Or les arbres ne peuvent se développer convenablement que si leurs racines trouvent dans le sol certains champignons appelés mycorhizes, qui vivent en symbiose (2) avec eux. Ces mycorhizes sont présentes à peu près partout dans la nature et plus spécialement en forêt, ce qui explique qu’en général les arbres croissent normalement, du moins sur ce plan. Dans un milieu neuf comme le terril, par contre, elles ne sont pas présentes au départ, On peut donc dire avec certitude que les graines apportées par le vent ou les animaux ont peu de chances de donner des arbres normaux sur les terrils, et que l’idée de reboiser ceux-ci artificiellement à l’aide de graines se heurte au même obstacle.
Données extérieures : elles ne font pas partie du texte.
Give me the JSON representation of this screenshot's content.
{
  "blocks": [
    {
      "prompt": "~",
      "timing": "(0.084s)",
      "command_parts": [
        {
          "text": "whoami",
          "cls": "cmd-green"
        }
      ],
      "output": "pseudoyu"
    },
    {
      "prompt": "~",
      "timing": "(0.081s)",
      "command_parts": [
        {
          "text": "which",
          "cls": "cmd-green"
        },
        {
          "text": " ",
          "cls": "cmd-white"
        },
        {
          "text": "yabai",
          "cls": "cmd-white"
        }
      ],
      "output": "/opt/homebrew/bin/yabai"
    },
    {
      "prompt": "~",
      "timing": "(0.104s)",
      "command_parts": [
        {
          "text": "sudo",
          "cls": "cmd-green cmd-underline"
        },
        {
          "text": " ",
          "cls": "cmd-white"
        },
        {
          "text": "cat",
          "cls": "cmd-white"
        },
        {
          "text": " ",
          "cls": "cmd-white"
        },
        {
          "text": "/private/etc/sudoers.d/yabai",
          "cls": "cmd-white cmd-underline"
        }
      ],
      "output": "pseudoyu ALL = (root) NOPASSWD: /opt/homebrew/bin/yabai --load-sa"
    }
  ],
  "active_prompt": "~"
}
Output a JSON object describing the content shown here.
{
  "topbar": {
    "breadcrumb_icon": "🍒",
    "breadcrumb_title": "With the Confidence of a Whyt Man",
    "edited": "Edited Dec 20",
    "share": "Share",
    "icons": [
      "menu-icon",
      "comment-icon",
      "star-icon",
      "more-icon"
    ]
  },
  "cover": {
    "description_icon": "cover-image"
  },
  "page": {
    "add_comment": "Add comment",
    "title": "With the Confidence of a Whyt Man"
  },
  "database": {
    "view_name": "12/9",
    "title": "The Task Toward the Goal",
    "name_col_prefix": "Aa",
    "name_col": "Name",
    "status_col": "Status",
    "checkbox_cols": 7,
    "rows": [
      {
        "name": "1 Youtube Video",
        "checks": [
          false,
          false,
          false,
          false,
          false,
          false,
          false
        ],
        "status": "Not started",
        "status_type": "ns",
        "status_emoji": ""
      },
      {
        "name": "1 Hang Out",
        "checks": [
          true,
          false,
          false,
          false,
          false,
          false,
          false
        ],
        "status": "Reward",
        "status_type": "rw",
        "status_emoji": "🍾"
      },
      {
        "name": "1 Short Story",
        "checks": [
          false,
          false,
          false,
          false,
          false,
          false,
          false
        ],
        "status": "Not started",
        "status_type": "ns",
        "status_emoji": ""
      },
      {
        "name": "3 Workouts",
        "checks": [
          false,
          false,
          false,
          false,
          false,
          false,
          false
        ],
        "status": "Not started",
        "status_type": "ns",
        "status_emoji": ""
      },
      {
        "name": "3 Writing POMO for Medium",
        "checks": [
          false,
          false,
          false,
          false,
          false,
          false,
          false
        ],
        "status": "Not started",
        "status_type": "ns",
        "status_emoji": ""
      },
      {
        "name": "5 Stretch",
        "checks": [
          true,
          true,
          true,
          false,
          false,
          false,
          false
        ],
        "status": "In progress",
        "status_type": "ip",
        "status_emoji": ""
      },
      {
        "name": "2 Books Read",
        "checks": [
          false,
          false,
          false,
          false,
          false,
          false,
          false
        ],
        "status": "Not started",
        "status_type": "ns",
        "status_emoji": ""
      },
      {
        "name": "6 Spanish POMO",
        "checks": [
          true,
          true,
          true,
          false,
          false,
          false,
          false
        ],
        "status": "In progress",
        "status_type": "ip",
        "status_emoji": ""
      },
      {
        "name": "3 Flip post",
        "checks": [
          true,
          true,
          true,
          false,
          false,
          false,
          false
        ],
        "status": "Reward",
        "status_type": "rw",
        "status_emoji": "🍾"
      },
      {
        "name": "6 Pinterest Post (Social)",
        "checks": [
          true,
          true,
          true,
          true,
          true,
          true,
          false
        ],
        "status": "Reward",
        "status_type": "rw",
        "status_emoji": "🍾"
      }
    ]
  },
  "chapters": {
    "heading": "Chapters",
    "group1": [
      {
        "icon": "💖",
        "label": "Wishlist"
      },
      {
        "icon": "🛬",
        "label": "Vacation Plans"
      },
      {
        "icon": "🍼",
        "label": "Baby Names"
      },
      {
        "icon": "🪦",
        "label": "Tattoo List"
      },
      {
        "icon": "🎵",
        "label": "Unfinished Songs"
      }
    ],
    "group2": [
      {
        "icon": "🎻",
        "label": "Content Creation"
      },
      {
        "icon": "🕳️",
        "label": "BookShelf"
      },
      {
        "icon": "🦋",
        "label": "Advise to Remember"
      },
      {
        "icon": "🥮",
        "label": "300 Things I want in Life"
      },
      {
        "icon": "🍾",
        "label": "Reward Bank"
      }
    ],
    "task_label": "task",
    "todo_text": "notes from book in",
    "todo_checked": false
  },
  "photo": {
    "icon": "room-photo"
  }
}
Par contre les mycorhizes peuvent être apportées sur le terril, et l’idée la plus simple consiste à y planter de jeunes arbres sains et élevés en pépinière, où les mycorhizes adéquats sont bien entendu présents. Il faut signaler d’ailleurs,

au passage, qu’il est illusoire d’espérer supprimer les symptômes de carences mycorhiziques par une fertilisation chimique. En fait, on a trouvé des mycorhizes sur des terrils e naturels», probablement transportés par le vent et arrivés là par hasard . Cependant, rien n’indique que le champignon optimal de chaque essence s’y trouve présent. D’autres facteurs biotiques interviennent, en particulier la prédation : les terrils peuvent être le refuge de nombreux rongeurs (campagnols, mulots et surtout léporidés) qui contrarient fortement l’installation de la végétation. Des essais d’engazonnement, menés à l’automne 1971 sur deux terrils du Nord – Pas-de-Calais, ont connu un échec complet, entièrement rasés par les lapins. L’installation de clôtures grillagées pour protéger plantations ou engazonnements peut être considérée comme indispensable dans tous les cas où on a constaté la présence du lapin, car cet animal néfaste est spécialement attiré par les nouveautés insolites qu’il repère sur son territoire.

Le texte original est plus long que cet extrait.